Inside the R300m jewellery heist at Johann Rupert’s warehouse
Today the Sunday Times takes you inside the audacious heist that netted thieves R300m in jewellery belonging to South African billionaire Johann Rupert.
The nine-hour operation is being billed the biggest jewellery theft in SA’s history.
Instead of guns, the gang used hammers, chisels and angle grinders in a break-in worthy of its own Ocean’s 11 movie script. Not a shot was fired in the operation, which made light work of the supposedly impenetrable vault meant to safeguard Rupert’s stash of top-end watches.
None of the jewellery has been recovered, no arrests have been made, and those in the jewellery industry suspect the haul has already been shipped out of SA.
Ironically, the job – which began shortly before 10.30pm on Friday last week – took place just hours after the South African Jewellery Council e-mailed a warning to its members about an increase in attacks on jewellers.
Information the Sunday Times has obtained, including photographs, shows how meticulously the raid was planned.
It started off with the 15-member syndicate arriving at Ballywoods Office Park in Bryanston, Johannesburg, in a convoy escorted by a security vehicle.
The information points to the thieves knowing exactly how long the guards would take to respond to alarms that were triggered at 10.42pm when they drilled open the locks of the front door of RLG Africa’s offices.
RLG (Richemont Luxury Goods) is part of Rupert’s Richemont business group. Through Vendome Distributors, it supplies boutique jewellery stores with items such as diamond watches by Montblanc and Cartier, two of the brands owned by Richemont.
The thieves’ target was luxury watches, necklaces and earrings recently flown into SA. The jewellery had an estimated cost value of R50m and a retail value of R300m.
The heist began when the gang, driving an 8t Isuzu truck, two bakkies and a security van fitted with lights, stopped outside the office park’s boomed entrance.
An insider close to the investigation said two members of the convoy approached the Stallion Security guards manning the boom gate, pretending to ask for directions. They overpowered the guards and made them strip before tying them up in the guard hut.
While some gang members, now dressed in security guard uniforms, monitored the entrance, the rest entered the building.
First, they drilled open the entrance door locks and replaced them with what security sources said were identical locks – all in under 10 minutes. The timing was crucial, so that when a Fidelity ADT security guard arrived after the alarm was triggered, there would be no sign of forced entry.
The Fidelity ADT guard was met at the office park by the thugs pretending to be Stallion Security guards. Finding the building did not appear to have been breached, and with the door apparently still locked, the ADT guard left, satisfied all was in order.
CCTV images show that once the thieves were inside the building, they made their way to the basement and the vault.
Other investigation insiders said that, instead of breaking open the vault door, which was linked to an alarm, they concentrated on the double-brick wall, using sledgehammers and angle grinders to hack into the vault, which contained shelves packed with jewellery boxes.
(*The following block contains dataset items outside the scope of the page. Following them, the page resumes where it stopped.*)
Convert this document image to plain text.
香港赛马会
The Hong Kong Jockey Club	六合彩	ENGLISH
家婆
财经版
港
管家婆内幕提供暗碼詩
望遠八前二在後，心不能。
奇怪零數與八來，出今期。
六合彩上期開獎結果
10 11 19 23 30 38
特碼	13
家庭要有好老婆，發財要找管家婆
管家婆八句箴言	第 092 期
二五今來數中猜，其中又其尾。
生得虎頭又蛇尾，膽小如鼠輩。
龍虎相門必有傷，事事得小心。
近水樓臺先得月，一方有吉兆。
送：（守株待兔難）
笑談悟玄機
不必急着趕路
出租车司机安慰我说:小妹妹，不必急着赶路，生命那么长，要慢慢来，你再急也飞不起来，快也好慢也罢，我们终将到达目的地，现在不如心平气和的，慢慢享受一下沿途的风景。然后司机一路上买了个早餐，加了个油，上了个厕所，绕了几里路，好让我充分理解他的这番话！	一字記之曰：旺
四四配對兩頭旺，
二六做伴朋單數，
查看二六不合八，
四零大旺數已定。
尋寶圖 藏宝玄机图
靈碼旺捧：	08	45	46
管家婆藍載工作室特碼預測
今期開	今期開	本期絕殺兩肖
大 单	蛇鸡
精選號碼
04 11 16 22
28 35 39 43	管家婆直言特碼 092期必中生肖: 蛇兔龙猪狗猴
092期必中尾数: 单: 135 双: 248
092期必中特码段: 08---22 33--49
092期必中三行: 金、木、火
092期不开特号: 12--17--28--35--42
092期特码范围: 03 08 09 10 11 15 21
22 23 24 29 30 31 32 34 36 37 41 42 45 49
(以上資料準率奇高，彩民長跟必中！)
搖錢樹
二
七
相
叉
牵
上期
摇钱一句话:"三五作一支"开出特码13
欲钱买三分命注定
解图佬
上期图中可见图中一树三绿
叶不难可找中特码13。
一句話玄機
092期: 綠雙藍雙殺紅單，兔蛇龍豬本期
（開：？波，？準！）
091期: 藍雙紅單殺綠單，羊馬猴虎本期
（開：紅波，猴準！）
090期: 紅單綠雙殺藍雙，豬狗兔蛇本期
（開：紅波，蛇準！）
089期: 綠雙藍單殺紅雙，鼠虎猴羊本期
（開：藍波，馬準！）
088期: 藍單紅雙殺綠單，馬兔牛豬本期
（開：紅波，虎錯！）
A security source said CCTV footage shows the gang left nine hours later, with the truck and bakkies escorted by the “security van”.
“There is no rush or speeding off. They drive out calmly. They left behind some boxes with lower-value items. What they took was the high-end and unique items, such as watches, some of which we have been told sell for over R200,000 apiece,” said another security source.
“Because these watches and diamonds can be easily traced it is clear they were stolen on specific orders and will probably be shipped offshore,” he said.
“Some of these guys rocked up with guards’ uniforms. They all wore gloves and balaclavas. They knew exactly where to go, how many security guards were at the office park and that an alarm would be triggered – and that a security guard would respond and check the premises.”
He said it seemed the thieves had insight into the Fidelity ADT guard’s response times and procedures when checking the building.
“When the ADT guard arrived, he went to the building and inspected the doors and windows. Nothing untoward was seen to show a burglary in progress.
“The guard, operating under his company’s procedures, left a note for RLG Africa stating that their alarm had been activated but nothing could be found, and then left.”